What parents need to know
Parents Need to Know
Parents need to know that this movie isn't for kids.Young teens may also find this film very disturbing -- it includes very graphic violence and unclear definitions of right and wrong. The police do not act responsibly.
What's the story?
Set in the early 1940s, BARTON FINK traces the bizarre foray of its title character (John Turturro) into the dark underbelly of Hollywood. On the heels of a hit play, the playwright heads to Tinseltown to make the big bucks writing a B-wrestling film. Instead of finding success, he finds himself trapped in a bizarre series of events. While struggling with writer's block at a fleabag hotel, Fink strikes up a friendship with a burly and sweaty insurance salesman (John Goodman) with a dark past, present, and future. This friendship -- and everything else Fink comes in contact with -- goes south as a grizzly turn of events leaves him artistically bankrupt and overall aimless.
Is it any good?
In classic Coen style, the film skillfully combines eerily wacky characters with offbeat dark scenarios. Cinematography and design elements coalesce to create a world which welcomes the film's larger-than-life characters, odd situations, and quick-paced dialogue. Barton Fink was the first film to win all three major awards at the Cannes Film Festival -- Palme D'or, Best Director, and Best Actor.

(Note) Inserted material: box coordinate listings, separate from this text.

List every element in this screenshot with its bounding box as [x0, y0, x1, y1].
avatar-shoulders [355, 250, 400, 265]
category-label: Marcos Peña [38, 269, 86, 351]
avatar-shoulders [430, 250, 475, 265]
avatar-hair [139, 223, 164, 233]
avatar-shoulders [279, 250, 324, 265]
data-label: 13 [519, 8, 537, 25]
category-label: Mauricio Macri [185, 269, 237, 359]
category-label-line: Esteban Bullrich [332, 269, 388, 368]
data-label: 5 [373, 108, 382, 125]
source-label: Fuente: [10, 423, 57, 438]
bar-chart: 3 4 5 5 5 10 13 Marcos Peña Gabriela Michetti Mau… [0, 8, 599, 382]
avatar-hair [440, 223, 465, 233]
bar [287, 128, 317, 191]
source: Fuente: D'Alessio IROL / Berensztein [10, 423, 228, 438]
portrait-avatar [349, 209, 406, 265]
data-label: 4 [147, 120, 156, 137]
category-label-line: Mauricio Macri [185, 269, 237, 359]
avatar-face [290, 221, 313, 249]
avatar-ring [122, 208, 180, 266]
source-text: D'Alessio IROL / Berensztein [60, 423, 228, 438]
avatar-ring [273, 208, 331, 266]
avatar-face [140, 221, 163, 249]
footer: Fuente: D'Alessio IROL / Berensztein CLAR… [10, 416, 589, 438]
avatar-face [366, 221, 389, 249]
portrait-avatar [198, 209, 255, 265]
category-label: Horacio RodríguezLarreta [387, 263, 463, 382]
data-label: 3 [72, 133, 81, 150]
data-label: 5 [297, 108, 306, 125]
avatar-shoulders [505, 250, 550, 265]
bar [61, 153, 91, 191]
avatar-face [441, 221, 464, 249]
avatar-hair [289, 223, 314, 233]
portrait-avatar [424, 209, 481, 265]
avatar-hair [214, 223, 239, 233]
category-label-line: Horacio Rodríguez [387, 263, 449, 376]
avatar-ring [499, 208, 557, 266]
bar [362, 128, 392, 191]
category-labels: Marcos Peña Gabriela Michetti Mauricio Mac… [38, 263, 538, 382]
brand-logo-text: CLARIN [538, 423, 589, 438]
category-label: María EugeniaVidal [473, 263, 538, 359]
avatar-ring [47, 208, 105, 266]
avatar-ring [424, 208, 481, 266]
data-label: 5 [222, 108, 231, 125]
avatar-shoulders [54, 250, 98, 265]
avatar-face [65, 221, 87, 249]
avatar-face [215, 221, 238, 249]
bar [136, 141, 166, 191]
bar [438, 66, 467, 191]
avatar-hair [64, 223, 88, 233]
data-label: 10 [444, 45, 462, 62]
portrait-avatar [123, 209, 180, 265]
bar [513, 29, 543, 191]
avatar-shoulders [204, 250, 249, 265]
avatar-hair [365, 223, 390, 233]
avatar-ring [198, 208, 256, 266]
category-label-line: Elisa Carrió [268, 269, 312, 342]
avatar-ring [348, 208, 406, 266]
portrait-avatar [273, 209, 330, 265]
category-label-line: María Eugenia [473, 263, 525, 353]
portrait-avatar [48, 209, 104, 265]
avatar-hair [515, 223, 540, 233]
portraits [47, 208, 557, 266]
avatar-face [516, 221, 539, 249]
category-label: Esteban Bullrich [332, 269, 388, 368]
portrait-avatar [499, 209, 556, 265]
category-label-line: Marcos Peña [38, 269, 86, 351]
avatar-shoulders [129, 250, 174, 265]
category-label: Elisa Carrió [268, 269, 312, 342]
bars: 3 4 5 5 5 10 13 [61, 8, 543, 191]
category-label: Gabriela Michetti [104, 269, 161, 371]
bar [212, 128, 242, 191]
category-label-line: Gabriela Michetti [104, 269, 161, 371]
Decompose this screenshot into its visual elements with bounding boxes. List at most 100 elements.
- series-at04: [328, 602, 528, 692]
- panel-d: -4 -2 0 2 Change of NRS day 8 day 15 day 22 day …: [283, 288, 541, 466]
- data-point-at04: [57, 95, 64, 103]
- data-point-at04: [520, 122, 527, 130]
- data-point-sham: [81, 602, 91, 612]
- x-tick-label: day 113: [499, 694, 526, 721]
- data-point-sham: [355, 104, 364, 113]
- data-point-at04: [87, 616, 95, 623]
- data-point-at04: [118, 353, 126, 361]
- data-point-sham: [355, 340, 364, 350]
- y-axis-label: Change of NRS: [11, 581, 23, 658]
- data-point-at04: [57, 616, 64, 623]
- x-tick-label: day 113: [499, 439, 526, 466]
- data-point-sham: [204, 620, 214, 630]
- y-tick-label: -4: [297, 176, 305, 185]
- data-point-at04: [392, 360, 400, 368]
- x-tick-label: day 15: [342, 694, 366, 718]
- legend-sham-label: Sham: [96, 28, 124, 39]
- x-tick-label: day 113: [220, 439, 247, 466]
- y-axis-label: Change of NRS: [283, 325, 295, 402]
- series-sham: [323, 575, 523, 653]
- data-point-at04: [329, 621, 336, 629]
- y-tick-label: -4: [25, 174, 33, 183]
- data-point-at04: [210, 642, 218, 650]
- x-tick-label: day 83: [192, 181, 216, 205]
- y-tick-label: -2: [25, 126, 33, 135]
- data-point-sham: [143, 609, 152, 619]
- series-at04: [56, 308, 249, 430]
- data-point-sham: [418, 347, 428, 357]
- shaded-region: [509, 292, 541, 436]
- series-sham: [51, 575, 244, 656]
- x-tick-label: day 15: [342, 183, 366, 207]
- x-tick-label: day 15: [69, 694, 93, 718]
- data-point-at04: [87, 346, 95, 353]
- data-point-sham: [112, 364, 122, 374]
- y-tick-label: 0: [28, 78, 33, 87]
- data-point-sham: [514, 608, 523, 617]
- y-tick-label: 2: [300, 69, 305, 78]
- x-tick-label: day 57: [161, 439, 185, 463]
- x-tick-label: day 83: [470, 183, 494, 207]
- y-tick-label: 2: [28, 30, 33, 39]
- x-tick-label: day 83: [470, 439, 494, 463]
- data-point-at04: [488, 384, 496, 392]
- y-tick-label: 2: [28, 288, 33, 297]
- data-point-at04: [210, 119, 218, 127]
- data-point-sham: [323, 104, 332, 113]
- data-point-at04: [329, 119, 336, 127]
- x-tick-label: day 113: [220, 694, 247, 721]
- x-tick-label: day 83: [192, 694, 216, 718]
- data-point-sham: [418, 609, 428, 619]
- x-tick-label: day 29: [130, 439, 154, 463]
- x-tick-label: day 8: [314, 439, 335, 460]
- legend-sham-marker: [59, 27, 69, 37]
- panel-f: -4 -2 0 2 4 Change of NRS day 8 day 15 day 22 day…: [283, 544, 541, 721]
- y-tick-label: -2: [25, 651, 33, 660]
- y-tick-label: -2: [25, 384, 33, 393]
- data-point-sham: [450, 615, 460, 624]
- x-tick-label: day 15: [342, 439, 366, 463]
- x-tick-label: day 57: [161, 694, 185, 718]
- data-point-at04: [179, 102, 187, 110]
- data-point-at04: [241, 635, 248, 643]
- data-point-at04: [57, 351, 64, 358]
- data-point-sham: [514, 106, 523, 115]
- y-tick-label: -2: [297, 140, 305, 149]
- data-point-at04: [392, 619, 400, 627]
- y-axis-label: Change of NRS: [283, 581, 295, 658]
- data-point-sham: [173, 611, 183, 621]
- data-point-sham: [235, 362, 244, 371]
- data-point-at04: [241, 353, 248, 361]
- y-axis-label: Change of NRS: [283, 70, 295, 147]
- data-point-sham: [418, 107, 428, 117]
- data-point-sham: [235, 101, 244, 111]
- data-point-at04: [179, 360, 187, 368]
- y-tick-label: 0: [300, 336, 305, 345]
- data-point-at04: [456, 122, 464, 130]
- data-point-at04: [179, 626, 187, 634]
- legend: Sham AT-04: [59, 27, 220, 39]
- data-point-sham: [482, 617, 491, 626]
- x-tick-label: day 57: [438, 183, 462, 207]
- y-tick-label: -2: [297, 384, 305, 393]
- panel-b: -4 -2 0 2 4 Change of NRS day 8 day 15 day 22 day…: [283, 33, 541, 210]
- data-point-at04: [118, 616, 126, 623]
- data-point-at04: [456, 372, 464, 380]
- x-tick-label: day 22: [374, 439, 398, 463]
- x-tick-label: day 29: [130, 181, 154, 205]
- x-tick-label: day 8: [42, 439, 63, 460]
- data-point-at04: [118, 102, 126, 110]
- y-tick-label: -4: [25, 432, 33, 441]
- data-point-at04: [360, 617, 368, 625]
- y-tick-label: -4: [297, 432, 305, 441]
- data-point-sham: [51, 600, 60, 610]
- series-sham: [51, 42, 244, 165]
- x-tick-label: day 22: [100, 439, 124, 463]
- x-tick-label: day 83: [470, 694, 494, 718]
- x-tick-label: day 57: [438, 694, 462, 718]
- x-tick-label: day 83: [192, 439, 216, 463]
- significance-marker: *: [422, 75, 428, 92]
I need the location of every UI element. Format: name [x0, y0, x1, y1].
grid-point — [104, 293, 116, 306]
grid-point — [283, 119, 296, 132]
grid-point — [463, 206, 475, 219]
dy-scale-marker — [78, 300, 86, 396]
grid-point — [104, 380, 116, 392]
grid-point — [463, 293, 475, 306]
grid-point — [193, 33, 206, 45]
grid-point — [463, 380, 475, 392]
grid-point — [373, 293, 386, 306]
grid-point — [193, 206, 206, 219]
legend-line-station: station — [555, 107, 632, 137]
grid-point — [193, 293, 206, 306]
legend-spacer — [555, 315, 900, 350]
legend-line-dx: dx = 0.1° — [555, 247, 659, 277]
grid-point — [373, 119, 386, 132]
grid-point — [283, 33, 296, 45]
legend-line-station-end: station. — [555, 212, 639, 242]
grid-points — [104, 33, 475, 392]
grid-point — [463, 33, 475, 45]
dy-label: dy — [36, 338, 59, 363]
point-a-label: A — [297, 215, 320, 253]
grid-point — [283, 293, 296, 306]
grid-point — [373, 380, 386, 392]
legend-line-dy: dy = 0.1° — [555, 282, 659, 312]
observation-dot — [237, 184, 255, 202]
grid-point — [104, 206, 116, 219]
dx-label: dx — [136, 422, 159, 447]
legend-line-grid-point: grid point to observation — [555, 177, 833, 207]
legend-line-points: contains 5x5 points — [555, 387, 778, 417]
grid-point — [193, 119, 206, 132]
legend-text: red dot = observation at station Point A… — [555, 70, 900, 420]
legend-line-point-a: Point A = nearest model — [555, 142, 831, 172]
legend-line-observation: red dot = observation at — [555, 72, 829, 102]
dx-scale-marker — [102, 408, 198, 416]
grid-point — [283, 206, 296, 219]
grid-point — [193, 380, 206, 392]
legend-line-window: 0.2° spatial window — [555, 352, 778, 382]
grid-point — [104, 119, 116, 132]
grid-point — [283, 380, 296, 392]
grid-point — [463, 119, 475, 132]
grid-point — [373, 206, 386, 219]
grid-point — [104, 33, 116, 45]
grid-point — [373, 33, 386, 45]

Turturro uses his awkward appearance and nervous demeanor to create an alienated artist trapped in a hellish Hollywood. John Mahoney's alcoholic genius, Judy Davis's prolific secretary, and Michael Lerner's studio exec help to round out the weird scenario. Learner earned an Academy Award for his performance.
Families can talk about...
Families can talk about the violence in this film. How does it make them feel? This movie also begs questions about the place of art in Hollywood. What do the viewers think about the film's construction of Hollywood? Is film art or commerce? This film also presents an excellent opportunity to discuss film style. The Coen brothers' style contrasts to that of classical Hollywood cinema in various ways. How does it differ in terms of narrative? Character development? Aesthetics?